For those of us who didn't have home videos or whose parents used a tripod or had a steady hand when we were a kid, we can't stand these movies. Unfortunately I think we're becoming the minority as shaky cell phone camera videos have proliferated.

You saw a similar thing when HDTVs came out with frame interpolation to smooth the motion on 24 fps movies. People were used to "movies" being 24 fps, and "TV shows" 60 fps. They instantly hated it when the effect blurred the lines on their favorite movies, labeling it the soap opera effect.


RE: One of the best moment
By MrBlastman on 3/3/2014 3:49:21 PM , Rating: 2
Quite possibly you are right. I can't handle the shaky-cam, though. My eyes and brain process visual stimuli slower than the average person so I compensate with my hearing. When it gets shaky... it gets too blurry for me to follow.

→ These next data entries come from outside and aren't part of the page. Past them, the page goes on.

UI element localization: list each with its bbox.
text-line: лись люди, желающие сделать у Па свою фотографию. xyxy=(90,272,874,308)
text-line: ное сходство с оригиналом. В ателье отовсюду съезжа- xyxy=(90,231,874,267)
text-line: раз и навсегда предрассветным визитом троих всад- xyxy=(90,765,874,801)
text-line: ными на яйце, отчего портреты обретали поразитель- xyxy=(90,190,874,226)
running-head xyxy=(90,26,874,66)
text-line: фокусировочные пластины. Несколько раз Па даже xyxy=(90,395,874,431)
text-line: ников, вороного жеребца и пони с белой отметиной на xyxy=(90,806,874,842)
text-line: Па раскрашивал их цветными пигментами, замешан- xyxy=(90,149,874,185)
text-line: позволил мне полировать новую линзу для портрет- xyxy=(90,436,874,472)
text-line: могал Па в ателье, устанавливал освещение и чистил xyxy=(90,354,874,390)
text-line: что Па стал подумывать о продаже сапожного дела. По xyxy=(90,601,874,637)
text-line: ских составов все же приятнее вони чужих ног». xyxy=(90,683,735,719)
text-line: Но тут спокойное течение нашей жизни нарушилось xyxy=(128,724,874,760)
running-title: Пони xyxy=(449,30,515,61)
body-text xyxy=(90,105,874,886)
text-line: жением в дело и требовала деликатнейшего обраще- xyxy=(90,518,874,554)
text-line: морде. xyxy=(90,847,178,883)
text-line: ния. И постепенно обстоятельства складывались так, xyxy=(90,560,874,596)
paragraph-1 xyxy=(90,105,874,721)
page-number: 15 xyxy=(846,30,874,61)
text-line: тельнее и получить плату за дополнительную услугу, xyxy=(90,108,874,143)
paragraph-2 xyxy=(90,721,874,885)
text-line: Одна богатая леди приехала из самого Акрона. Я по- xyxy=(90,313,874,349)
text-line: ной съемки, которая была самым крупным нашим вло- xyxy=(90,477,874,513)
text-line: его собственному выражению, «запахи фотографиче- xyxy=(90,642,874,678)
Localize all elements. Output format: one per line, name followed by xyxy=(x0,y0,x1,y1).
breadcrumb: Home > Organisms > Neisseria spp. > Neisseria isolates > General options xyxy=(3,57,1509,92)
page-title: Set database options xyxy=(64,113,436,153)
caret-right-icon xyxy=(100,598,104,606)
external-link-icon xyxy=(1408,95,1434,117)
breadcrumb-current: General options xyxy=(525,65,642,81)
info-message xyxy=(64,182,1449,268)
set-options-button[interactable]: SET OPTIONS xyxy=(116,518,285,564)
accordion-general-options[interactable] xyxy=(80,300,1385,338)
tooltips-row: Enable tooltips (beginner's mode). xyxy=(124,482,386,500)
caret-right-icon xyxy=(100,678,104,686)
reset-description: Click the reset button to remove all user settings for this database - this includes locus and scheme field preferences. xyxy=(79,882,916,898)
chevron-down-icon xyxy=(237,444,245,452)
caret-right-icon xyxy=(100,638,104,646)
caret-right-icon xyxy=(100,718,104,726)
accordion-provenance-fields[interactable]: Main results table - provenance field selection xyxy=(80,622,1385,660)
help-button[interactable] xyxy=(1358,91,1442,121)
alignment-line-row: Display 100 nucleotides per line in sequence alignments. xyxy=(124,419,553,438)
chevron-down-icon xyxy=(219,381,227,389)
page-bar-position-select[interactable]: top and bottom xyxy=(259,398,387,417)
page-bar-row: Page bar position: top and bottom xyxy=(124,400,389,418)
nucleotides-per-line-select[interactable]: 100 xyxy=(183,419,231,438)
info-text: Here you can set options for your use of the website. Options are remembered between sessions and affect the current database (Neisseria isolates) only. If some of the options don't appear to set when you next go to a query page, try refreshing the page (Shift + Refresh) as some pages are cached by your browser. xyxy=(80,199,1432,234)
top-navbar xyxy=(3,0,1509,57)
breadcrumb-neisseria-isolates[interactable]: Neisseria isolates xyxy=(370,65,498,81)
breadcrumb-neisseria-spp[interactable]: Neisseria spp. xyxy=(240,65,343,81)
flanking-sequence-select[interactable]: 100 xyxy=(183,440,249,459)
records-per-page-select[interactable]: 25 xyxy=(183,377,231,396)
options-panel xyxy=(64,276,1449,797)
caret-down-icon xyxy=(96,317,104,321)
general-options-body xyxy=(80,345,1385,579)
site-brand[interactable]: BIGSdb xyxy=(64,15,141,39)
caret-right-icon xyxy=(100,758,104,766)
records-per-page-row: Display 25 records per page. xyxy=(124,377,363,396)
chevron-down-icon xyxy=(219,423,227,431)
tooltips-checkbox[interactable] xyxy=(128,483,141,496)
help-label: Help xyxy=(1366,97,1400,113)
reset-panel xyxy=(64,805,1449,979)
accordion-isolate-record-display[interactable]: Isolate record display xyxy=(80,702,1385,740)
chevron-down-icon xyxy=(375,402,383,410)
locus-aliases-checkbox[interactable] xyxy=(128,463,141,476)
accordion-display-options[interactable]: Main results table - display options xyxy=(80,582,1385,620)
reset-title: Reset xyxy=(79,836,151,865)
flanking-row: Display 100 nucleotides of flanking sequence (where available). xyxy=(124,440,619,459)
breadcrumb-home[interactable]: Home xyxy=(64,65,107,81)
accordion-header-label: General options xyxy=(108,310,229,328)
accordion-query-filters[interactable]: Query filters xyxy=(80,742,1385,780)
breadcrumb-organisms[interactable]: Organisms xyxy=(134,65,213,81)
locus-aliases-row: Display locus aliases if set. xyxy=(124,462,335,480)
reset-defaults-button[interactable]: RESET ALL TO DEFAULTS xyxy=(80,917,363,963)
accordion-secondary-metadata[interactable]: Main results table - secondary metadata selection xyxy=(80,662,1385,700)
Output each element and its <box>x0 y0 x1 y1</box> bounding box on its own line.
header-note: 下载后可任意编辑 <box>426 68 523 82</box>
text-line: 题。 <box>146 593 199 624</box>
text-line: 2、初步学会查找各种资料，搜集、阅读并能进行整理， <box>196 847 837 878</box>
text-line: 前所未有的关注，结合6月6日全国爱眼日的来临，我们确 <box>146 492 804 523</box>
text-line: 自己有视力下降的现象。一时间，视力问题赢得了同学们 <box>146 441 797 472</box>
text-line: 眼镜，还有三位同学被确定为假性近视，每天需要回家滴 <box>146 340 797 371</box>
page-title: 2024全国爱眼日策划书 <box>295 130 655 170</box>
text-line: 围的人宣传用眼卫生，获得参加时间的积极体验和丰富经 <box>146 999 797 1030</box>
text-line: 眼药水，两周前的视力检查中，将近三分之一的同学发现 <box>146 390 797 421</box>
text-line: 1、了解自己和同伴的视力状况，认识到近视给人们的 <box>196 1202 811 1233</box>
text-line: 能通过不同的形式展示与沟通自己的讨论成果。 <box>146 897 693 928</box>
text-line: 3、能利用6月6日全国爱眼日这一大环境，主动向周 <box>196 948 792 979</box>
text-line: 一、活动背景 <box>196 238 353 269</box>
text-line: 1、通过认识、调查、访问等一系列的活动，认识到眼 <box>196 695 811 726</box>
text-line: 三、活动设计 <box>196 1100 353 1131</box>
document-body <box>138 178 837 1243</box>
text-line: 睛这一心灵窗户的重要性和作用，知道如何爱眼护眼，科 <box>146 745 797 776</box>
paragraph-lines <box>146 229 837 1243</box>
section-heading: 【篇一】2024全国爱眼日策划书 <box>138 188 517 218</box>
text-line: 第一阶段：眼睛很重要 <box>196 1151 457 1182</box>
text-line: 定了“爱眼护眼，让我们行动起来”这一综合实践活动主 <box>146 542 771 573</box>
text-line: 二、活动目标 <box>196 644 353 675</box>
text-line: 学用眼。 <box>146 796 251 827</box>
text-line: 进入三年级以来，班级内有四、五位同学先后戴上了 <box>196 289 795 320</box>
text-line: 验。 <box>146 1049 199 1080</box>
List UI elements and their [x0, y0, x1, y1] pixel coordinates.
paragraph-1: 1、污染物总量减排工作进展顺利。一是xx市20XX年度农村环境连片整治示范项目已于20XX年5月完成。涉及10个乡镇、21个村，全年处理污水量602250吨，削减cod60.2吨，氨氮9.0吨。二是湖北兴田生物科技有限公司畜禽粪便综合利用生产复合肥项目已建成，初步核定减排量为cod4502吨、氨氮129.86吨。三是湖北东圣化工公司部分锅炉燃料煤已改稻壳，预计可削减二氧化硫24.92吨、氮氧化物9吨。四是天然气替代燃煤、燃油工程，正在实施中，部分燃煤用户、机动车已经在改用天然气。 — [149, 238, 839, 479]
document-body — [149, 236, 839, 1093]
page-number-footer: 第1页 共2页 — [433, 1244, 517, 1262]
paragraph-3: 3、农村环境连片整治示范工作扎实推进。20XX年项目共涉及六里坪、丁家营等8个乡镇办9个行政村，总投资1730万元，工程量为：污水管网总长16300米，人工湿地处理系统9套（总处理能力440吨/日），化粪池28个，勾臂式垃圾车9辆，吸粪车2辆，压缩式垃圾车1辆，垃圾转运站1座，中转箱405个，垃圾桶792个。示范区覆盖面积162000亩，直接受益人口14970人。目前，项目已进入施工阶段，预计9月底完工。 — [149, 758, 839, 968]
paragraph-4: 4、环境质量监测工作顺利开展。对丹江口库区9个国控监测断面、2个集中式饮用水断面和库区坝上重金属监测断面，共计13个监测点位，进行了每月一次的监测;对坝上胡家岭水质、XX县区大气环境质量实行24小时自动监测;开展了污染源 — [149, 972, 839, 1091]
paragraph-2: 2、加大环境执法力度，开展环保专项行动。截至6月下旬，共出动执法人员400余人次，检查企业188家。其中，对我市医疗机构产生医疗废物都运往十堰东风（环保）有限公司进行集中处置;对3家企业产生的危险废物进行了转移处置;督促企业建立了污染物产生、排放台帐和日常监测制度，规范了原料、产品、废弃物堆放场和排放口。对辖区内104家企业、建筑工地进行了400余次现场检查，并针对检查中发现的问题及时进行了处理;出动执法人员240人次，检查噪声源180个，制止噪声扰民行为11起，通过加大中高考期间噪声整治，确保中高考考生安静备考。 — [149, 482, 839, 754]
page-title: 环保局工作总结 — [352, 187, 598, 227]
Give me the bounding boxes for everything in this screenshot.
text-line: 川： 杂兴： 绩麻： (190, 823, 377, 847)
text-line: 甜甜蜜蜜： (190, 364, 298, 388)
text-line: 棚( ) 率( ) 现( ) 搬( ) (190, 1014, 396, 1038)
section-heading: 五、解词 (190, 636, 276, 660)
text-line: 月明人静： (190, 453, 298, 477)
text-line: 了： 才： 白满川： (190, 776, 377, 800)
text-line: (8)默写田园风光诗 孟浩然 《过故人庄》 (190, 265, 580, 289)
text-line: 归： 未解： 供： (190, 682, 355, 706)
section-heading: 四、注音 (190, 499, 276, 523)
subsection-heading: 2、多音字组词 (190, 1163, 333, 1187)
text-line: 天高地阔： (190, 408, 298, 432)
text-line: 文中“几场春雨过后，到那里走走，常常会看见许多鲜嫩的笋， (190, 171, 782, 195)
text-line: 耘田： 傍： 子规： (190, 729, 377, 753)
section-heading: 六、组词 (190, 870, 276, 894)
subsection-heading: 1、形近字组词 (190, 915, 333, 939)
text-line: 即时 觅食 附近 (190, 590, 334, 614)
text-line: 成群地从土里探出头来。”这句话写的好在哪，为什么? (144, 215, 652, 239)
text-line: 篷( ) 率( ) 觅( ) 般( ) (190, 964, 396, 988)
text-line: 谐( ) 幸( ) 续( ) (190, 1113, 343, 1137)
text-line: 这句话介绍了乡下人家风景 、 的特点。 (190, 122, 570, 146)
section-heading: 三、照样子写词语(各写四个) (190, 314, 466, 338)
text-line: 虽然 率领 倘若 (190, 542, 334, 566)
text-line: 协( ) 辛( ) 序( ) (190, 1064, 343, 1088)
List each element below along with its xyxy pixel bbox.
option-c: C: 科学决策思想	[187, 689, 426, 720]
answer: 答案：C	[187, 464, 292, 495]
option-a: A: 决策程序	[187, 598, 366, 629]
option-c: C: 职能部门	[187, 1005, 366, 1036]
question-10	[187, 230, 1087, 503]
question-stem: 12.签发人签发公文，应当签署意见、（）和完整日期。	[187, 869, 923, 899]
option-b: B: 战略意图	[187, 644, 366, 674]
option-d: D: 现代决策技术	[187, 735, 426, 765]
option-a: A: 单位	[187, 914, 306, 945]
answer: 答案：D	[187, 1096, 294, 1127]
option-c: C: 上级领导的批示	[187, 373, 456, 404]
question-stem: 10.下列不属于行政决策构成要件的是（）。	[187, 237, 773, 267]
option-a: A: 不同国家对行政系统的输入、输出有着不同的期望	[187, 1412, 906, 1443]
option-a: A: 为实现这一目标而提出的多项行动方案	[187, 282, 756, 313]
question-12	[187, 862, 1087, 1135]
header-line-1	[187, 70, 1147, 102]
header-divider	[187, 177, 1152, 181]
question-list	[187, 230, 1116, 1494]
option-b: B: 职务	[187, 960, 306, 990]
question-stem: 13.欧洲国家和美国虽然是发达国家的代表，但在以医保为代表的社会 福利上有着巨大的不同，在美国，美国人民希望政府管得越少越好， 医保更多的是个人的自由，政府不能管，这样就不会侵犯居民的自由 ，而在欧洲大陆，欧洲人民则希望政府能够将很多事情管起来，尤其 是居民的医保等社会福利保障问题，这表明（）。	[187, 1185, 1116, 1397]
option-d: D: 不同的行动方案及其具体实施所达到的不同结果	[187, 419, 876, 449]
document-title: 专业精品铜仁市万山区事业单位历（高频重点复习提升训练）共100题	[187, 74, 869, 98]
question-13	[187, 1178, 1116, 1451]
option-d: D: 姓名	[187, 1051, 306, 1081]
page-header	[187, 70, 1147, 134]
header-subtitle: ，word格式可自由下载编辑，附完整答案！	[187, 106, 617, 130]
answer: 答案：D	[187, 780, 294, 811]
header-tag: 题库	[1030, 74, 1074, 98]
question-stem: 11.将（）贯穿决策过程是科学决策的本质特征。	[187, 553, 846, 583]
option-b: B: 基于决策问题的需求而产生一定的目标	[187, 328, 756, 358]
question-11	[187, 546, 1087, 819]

I haven't noticed this on our new HDTV, though--but I haven't watched a lot of older movies on it yet as well, with a four year old, the majority of films I enjoy aren't suitable for a child of that age.


RE: One of the best moment
By thurston2 on 3/3/2014 9:15:49 PM , Rating: 2
Imagine that your brain processes slower than the average human.


RE: One of the best moment
By Reclaimer77 on 3/3/2014 4:47:24 PM , Rating: 2
They use shaky cam because it's cheaper and easier to do than setting up a solid shot with camera gurneys and booms etc etc.

Cheap and easy, take no risks. The slogan of modern-day Hollywood.